While some students have been offered individual solutions, such as buying their own tests or having their friends help them, after they have reached out and sought help, these individual solutions do not constitute proper responses as an institution. No one will deny that support in any form is helpful, but relying entirely on individual solutions does not solve the larger issue. Most students who are exposed or test positive might never receive access to these solutions, especially if they are not formalized or communicated. Some students will try to navigate these difficult complexities by themselves, but others will be disincentivized to do so. People will continue to get sick, including those who are disabled and immunocompromised, and whatever mitigation might have occurred is now made nearly impossible.
The lack of transparency from the institution and the constant search for answers has exhausted the student body and ultimately deteriorated the quality of educational services being received from the University of Redlands.
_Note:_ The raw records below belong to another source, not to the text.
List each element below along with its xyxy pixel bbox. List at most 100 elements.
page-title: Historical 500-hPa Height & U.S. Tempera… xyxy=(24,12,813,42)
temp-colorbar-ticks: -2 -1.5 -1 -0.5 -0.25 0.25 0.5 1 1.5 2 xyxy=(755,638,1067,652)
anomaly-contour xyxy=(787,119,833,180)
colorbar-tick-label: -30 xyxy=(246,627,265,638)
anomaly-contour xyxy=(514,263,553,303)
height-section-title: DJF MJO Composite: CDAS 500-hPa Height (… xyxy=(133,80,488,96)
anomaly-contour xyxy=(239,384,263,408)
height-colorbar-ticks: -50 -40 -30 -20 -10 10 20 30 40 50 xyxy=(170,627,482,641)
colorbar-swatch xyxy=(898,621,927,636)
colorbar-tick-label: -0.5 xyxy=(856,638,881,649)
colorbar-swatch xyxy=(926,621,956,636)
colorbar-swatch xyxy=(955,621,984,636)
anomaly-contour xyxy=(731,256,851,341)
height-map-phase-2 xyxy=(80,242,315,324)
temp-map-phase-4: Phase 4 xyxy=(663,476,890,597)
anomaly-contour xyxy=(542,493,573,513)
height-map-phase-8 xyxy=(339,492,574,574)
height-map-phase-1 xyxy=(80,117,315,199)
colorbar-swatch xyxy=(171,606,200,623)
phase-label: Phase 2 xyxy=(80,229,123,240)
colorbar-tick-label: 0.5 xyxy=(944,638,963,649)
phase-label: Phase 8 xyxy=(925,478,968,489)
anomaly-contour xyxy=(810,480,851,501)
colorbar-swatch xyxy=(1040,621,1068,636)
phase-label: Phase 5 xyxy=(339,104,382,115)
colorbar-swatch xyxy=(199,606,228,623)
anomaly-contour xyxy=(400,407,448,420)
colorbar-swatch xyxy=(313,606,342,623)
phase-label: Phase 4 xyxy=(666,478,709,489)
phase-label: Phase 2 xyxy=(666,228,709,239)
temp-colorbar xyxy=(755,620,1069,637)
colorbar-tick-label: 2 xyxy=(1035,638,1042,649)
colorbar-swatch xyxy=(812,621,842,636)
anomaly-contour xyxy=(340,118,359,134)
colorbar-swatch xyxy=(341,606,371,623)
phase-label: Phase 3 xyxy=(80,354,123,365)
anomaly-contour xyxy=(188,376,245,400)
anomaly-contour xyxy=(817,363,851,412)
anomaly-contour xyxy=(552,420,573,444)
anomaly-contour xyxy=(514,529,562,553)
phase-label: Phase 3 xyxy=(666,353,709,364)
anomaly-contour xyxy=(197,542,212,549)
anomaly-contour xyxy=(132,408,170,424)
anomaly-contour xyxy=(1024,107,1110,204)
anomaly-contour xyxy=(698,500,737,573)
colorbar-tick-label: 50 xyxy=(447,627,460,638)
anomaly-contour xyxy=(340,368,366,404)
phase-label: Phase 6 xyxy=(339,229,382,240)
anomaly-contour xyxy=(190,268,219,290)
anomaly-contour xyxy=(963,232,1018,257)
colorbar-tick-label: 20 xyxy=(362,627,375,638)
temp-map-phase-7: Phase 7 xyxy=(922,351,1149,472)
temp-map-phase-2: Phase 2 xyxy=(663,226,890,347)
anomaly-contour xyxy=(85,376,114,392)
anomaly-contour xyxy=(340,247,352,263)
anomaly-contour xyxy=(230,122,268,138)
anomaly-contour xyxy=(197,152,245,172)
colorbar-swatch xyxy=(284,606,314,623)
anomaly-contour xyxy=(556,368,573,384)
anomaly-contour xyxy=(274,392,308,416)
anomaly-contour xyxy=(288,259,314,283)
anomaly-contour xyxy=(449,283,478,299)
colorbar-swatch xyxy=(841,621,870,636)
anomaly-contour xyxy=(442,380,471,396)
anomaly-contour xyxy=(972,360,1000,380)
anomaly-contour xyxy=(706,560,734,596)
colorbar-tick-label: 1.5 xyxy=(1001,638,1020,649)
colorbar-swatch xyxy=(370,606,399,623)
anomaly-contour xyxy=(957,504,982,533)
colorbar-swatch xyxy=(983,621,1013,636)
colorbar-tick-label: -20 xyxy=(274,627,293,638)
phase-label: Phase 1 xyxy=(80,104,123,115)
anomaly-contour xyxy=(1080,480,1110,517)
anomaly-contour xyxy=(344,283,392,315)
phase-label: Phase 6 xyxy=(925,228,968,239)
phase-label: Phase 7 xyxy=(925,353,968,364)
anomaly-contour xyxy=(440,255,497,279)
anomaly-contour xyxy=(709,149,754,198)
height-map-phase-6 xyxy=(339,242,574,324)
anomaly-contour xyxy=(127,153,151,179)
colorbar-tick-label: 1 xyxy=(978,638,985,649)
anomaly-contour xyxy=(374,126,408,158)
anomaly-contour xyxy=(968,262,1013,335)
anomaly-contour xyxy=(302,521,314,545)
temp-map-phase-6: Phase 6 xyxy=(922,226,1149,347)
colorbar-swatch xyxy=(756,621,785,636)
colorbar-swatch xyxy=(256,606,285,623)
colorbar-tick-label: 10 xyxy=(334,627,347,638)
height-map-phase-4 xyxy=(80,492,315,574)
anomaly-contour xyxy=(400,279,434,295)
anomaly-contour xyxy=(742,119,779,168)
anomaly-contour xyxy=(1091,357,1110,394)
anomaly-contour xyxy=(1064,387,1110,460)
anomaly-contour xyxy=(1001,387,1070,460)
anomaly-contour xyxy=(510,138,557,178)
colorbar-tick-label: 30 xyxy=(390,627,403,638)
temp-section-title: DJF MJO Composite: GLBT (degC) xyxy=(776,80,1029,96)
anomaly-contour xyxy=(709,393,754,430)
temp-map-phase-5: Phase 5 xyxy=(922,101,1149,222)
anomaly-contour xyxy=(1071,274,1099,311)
Considering the extreme requirements that need to be met to be granted permission for off-campus housing, the University of Redlands has made it their responsibility to ensure adequate housing conditions. The current on-campus living conditions begs the question: where is our tuition and room and board money going if not towards proper living conditions? Long before the COVID-19 outbreak, we have been frustrated about a lack of transparency in how our money is budgeted, and now even with a different president we are still asking the same question. As students of the university and as consumers who pay high tuition rates, it is our right to receive transparency of how and where our dollars are being allocated as well as having a say in how and where our money is allocated.